Little did I know at the moment I learned of my father’s death, in the newsroom of the Atlanta Journal-Constitution, on a cold and rainy Tuesday, that six months later, I would become caregiver for my mother. Even at that moment, the colon cancer was likely growing inside of her, waiting to make its ugly appearance in our lives. I thought I would spend 2012 grieving for my father, but instead, I had to shelve my grief in order to care for my mother.

I never expected to be virtually unemployed for well over a year after my mother fell ill. It was my father’s death that allowed me to pursue new career opportunities, as I had not wanted to take a new job when I knew he may pass at any moment. It turned out to be a bad move, and when Mom required emergency surgery, I was forced to quit after just two months, to go tend to her in New Mexico.

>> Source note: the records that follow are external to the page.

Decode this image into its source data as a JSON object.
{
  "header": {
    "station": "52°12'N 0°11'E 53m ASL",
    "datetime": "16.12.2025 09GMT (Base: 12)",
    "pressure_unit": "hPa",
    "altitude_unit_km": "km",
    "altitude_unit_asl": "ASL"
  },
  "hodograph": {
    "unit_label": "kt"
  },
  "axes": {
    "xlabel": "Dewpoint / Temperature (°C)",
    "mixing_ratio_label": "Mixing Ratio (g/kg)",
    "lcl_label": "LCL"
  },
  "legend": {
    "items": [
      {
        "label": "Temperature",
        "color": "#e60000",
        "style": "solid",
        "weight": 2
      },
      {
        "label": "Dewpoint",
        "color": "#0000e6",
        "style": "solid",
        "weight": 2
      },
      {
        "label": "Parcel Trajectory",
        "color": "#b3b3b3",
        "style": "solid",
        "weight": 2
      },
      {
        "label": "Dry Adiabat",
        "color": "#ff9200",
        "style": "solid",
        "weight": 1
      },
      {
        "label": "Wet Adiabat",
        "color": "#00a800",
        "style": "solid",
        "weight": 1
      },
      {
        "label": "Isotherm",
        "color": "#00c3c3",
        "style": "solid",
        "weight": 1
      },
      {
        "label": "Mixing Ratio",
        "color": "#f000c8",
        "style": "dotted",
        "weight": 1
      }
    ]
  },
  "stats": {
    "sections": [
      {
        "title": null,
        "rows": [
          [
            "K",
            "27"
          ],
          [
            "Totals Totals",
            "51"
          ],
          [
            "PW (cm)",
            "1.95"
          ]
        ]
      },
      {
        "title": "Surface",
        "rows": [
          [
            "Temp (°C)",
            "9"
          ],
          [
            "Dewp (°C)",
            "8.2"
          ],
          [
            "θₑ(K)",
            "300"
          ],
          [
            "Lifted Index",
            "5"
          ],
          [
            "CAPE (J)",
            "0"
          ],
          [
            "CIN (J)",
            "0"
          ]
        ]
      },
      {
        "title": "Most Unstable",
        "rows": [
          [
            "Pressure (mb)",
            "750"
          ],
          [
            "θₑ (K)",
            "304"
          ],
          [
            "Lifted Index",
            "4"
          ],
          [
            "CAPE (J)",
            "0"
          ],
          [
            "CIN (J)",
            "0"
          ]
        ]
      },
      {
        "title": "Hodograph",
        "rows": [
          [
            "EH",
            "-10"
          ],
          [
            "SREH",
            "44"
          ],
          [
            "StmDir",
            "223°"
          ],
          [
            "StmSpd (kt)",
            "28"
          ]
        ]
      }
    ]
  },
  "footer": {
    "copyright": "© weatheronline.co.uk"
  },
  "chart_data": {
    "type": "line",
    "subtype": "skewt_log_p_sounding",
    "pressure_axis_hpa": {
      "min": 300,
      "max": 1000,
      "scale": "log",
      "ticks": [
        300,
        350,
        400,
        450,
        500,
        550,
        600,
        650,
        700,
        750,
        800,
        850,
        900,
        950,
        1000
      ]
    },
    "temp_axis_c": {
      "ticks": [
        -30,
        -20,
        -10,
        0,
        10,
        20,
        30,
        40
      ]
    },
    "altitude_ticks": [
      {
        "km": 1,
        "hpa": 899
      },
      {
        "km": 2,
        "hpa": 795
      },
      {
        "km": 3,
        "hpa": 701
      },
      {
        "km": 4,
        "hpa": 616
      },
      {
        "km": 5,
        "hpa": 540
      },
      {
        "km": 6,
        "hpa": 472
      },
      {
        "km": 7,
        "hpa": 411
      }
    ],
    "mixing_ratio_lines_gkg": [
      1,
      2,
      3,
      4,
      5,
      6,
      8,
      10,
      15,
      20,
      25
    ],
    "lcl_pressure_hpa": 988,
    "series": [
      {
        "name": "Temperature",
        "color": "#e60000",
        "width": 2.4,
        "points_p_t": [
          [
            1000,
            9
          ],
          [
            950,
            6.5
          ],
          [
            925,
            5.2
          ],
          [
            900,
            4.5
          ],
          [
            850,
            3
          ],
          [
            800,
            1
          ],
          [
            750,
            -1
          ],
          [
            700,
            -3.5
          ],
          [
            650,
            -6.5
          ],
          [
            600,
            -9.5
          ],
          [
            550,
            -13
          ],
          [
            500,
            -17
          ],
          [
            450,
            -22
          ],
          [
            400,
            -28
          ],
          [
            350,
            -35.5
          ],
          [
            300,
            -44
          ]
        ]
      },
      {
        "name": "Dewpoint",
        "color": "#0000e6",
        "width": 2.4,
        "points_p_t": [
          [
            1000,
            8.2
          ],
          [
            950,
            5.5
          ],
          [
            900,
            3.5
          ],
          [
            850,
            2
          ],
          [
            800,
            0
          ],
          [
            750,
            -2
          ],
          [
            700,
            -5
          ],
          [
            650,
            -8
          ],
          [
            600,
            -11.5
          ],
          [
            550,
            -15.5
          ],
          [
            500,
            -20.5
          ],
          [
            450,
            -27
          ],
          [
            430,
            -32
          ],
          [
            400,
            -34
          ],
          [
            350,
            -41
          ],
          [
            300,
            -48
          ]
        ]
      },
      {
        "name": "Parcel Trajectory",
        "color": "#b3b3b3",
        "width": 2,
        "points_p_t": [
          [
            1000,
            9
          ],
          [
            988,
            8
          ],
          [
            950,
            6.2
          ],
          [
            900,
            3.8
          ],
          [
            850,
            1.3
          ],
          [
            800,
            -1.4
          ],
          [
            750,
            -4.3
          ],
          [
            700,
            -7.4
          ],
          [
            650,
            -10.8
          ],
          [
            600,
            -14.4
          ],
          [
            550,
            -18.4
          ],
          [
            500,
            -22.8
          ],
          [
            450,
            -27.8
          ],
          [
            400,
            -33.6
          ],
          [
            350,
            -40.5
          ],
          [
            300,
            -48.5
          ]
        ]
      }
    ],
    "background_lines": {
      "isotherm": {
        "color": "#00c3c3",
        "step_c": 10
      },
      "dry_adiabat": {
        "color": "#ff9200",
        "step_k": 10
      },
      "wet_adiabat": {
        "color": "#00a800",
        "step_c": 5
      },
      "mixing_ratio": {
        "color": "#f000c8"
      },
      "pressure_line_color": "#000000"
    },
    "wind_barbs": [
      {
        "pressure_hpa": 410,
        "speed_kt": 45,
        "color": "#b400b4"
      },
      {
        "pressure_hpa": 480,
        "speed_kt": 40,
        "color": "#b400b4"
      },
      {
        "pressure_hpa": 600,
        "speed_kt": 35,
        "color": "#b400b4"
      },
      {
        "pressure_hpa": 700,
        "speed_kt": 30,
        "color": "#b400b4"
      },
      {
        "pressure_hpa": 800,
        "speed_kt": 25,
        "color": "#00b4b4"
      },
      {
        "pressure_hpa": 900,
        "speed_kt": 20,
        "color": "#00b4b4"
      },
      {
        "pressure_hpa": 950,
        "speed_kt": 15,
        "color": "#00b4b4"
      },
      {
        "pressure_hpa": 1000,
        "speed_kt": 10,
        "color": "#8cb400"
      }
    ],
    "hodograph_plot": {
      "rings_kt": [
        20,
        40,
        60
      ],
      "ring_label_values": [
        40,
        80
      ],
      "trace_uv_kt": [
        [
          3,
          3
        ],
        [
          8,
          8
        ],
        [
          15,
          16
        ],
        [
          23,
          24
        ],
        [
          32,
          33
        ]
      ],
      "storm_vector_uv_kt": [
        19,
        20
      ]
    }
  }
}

If I had guessed what my life would be like five years from that dreaded day in December 2011, I would not have imagined my mother being dead for a year and a half. She was 74 at the time of my father’s death, and appeared to be in good physical shape. I was most concerned about her loneliness and depression after Dad’s death.

Sometimes it all seems like a bad dream, but of course, I know all too well that it was real life. Good things have happened over these five years: my writing won an award, I secured full-time employment again, I’m slowly but surely crawling my way out of debt. I’m using my experiences, both positive and negative, in the caregiver advocacy role that I now cherish. The past five years have been turned into essays that have touched people and generated conversation around the topic of caregiving.

I certainly would never want to live the past five years of my life over again, but I am a better person for surviving them, and for taking the lessons my parents taught me to help others in a similar situation.